Em março de 1999, eu a Rô fomos co-produtores do espetáculo “Esquina Carioca”, realizado pelo bar Pirajá e pela Brahma e que botou 1.200 pessoas no Tom Brasil. No palco, Moacyr Luz, Luiz Carlos da Vila, Walter Alfaiate, Dona Ivone, Beth Carvalho e João Nogueira - na sua despedida. O “Esquina”, nas suas duas primeiras edições, ajudou a ferver o caldo de vez e colocar o samba “de raiz” de volta ao seu lugar: o Olimpo.

Sites como o “Samba-Choro” (que também começou em 1997) espalhavam as notícias pela Net e “linkavam”, pela primeira vez, as pessoas no Brasil inteiro. O mundo estava mudando e nada mais seria como antes. Melhor pra gente: na contramão do pagodão mauriçola, de coisas como Negritude Jr. e Só Pra Contrariar em seu auge, o “tsunami do samba” não tinha mais como ser contido.

Foi uma época maravilhosa e inesquecível, que mudou a vida de muita gente. Hoje, no Rio, São Paulo, Belo Horizonte, Florianópolis, Campinas, em dezenas de grandes cidades existem locais e projetos de samba, e, especialmente aqui na paulicéia, a coisa bombou. Mas, paradoxalmente, com essa explosão toda, depois de quase sete anos de trabalho incessante, nosso projeto começou a perder fôlego. O público - por uma curiosidade natural - passou a procurar as novas casas, maiores e mais - digamos assim - “dançantes”, em bairros da moda. Os sambistas – diante da nova realidade do mercado - deixaram de topar nossas modestas condições de infra-estrutura e, claro, financeiras. A mídia começou a dar seus espaços não só para as casas maiores, mas também para a rede Sesc, que começava a se ampliar fortemente e - evidente - não podia ficar de fora da onda. E tome samba em Sescs, teatros, Comunidade da Vela, parques, ruas. Tudo que era lugar passou a ter pandeiro, surdo e tamborim.

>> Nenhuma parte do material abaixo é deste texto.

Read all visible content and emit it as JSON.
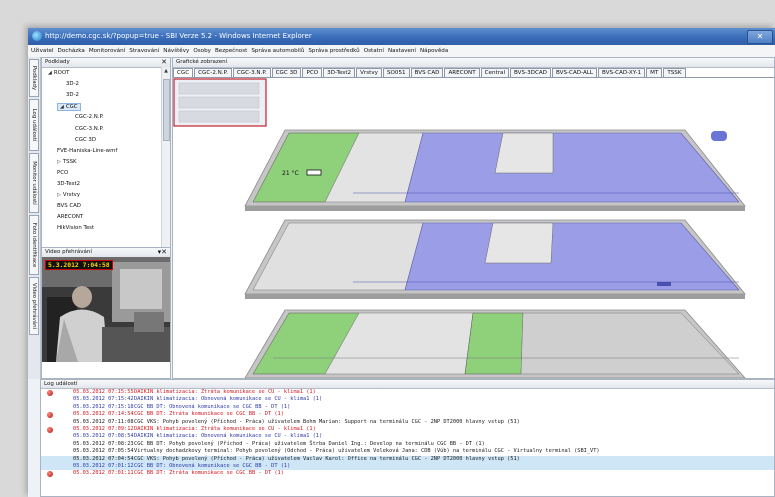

Com a sensação do dever cumprido e, ao mesmo tempo vendo o público se dispersar, aos poucos fomos perdendo o interesse e a motivação, e decidimos reduzir paulatinamente as atrações do gênero, até chegar praticamente a zero, como no início. Não valia a pena insistir, bancar shows com casa quase vazia, já que a galera, de fato, queria se expandir para além do nosso pequeno espaço.

Felizmente, nesses anos, não deixamos o bar se transformar num reduto de samba, o que talvez fosse o nosso fim. Prudentes, continuamos com os outros estilos nos demais dias e mantivemos nossos contatos com o meio em geral. A casa sempre foi de “música brasileira”, em todas as suas vertentes, e não perdeu essa cara, até porque eu e a Rozana gostamos dos demais estilos com a mesma intensidade. Sendo música boa - e brasileira - estamos dentro.

Hoje, no Villaggio, são raras as apresentações de samba. Volta e meia somos procurados por saudosistas - sambistas e produtores que se queixam de que, apesar da tal explosão, o foco hoje é o puro entretenimento, nada de papo cultural. Samba virou balada; o espaços são grandes, mas o público não se interessa pelos artistas, quer mais é saber de dançar, beber e paquerar. No Villaggio nunca foi assim, dizem. E a gente concorda. Lá o público bebia - e muito - mas sentadinho. Aplaudia após cada música, cantava junto, se emocionava, reverenciava os mestres, elegia seus ídolos, comprava CDs. Aprendia sambas novos e relembrava os antigos.

Tudo mudou. A massificação, pra variar, matou a espontaneidade, cerceou o talento, calou o sambista legítimo. Nos grandes palcos, tanto faz pra moçada se está o genial Luiz Carlos da Vila, o Noca ou o Zé da Esquina. O que menos importa é o samba ou o seu compositor.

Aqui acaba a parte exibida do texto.